That sword above Damocles' head is hanging by a mere thread, a single strand of human hair I believe. He's not the king, just some joker who wanted to know what it was like to sit on the throne.
It's like....always being on the brink of death, at least that's the lesson King Dionysius wanted to teach him by secretly suspending the weapon.
According to Wikipedia, the Damoclean sword is:
...used in allusion to this tale, epitomizing the imminent and ever-present peril faced by those in positions of power. More generally, it is used to denote the sense of foreboding engendered by a precarious situation, especially one in which the onset of tragedy is restrained only by a delicate trigger or chance.
Yeah, driving down the highway, every passing car does indeed threaten our very existence...
But when I think of precariousness today, I right away think of *wage slaves* and *mortgages*.
The fact is, I know very few people who are self-employed, thriving, and not leveraged on the homefront.
Once they or their spouse loses a job in this receding, depressing economy they are in instant, deep financial trouble.
Yet another person I know just recently lost their job out of the blue. They are middle-aged and have several kids. When I informed my wife about it....we spoke in a manner as if someone had died.
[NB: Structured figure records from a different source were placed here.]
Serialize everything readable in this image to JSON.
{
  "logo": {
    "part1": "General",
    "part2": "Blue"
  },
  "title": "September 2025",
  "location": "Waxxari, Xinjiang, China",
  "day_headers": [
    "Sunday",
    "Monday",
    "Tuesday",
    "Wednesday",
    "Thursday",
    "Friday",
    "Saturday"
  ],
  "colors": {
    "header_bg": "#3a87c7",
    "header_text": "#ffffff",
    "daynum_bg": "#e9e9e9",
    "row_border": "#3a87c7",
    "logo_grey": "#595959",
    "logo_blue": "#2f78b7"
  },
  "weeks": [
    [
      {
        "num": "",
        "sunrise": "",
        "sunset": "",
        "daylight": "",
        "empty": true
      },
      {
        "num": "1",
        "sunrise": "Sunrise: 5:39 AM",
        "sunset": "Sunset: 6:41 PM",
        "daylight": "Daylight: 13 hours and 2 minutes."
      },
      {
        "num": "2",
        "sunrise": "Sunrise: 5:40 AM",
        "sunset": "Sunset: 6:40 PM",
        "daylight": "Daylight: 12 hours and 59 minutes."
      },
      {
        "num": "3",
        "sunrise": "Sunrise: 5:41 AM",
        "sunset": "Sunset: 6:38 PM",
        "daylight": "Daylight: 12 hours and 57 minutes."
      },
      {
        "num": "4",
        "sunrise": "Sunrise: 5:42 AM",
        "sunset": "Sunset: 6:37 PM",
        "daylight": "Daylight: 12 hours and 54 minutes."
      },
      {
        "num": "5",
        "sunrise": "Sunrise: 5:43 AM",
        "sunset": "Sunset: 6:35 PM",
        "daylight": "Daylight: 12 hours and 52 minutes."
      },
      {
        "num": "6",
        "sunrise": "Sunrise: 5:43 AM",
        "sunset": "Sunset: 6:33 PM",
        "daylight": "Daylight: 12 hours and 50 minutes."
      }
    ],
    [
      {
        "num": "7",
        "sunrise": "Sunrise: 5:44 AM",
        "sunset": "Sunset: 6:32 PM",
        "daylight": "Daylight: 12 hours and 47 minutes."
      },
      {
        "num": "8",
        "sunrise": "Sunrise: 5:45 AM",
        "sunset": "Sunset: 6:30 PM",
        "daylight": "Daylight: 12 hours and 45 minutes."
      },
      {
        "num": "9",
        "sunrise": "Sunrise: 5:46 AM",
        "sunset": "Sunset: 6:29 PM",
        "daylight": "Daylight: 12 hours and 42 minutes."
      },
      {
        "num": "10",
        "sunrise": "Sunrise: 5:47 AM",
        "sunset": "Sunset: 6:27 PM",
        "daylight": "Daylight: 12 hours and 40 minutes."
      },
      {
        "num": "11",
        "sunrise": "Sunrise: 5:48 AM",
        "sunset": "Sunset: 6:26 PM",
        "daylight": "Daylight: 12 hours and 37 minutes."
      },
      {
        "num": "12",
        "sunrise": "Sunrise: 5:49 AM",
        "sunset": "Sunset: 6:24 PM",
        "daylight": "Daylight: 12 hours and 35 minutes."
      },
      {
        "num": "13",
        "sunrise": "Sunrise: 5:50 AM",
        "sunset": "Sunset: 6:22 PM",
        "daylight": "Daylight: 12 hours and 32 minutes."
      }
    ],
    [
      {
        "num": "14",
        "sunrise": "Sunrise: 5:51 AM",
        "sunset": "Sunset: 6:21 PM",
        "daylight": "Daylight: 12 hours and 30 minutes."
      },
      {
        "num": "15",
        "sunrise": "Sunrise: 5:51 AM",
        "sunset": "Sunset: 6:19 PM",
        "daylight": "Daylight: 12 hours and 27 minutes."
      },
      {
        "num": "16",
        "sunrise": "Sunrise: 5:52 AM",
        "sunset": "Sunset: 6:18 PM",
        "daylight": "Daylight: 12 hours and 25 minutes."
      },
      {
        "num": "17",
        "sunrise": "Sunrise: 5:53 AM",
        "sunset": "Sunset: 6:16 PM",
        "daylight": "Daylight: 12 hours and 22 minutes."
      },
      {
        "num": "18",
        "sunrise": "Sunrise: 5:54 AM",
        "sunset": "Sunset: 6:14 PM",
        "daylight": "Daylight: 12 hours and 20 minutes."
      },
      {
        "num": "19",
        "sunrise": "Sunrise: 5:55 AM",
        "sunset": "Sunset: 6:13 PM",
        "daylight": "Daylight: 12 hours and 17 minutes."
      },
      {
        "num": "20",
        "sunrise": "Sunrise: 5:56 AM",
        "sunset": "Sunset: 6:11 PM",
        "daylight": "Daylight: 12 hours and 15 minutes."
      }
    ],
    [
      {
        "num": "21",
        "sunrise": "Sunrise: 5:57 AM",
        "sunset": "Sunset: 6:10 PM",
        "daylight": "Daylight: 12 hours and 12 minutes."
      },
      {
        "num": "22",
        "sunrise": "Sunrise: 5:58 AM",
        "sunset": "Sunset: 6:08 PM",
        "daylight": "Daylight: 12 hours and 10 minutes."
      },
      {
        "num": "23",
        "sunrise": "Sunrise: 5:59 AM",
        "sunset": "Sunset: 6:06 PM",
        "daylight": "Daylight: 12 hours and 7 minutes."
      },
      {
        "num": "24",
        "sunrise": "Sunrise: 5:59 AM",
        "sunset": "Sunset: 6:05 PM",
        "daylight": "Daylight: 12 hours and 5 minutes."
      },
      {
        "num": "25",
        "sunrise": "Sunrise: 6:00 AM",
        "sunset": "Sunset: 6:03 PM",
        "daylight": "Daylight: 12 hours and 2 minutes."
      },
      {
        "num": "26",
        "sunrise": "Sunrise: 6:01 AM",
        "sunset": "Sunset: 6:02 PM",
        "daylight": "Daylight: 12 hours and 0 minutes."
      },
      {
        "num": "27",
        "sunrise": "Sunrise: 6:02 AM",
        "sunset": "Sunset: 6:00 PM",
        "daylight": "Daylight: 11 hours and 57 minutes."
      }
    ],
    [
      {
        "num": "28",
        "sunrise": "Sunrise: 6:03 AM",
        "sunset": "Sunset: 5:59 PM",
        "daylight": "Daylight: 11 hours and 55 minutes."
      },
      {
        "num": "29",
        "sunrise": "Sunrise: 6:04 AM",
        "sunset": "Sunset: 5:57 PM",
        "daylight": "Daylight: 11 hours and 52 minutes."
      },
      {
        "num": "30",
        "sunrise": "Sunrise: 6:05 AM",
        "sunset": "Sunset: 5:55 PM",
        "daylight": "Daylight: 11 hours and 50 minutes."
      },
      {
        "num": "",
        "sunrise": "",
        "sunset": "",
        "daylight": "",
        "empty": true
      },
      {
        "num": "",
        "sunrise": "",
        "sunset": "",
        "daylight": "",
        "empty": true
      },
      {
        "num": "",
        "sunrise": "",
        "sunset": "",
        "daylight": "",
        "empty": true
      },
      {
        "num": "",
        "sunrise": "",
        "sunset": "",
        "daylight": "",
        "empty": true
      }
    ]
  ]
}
I know it's not a genuine tragedy, but I'm also well aware, even if they aren't, of what how relatively hard the road ahead could well be.
Plus, seemingly nobody learns.
I already mentioned that one family who, after miraculously getting out from an upside-down house purchase....they parlayed the good fortune into an even more expensive, more leveraged purchase.
And then there's this guy I know. He's been out of work for almost a year. And like *everyone*, he had to borrow against his 401k just to pay the bills. Well supposedly he just got another job. But guess what, he told me that a month into it, he was going to apply for a large home equity loan to make some improvements.
I feel like grabbing him by the ears and screaming some sense at him!
2 comments:
C,
Ha! Reminds me of a point I was making to a friend the other day. We were discussing strategies for communicating libertarian ideas to leftists and he said, "Okay, say someone says, 'What if a guy is starving on the street, it's not okay to use taxes to feed him?'"
I said, "Say, 'Why is he starving?' It's never okay to use taxes for anything but certainly a case can be made for charity in the case of a man who is starving due to misfortune. If he's starving because he's a no-good, dead-beat, child-and-wife-abuser alcoholic who can't keep a job and his family won't take care of him as a result... let him die in the gutter. And anyone like him."
No one has an obligation, by guilt or by State, to support an anti-social miscreant like that.
"Bailouts for Wall Street? Bailouts for Main Street!" But how many of the fools underwater on Main Street put themselves in that position when they didn't have to?
How would Wall Street have gotten so rich if they weren't selling things to people who had no business buying them in the first place?
Wage slave = someone that simply cannot think rationally about their own spending. They get a raise and increase their spending so as to continue being in the red. And that's most people.
People just need to get a life and realize it's not all about working and buying things.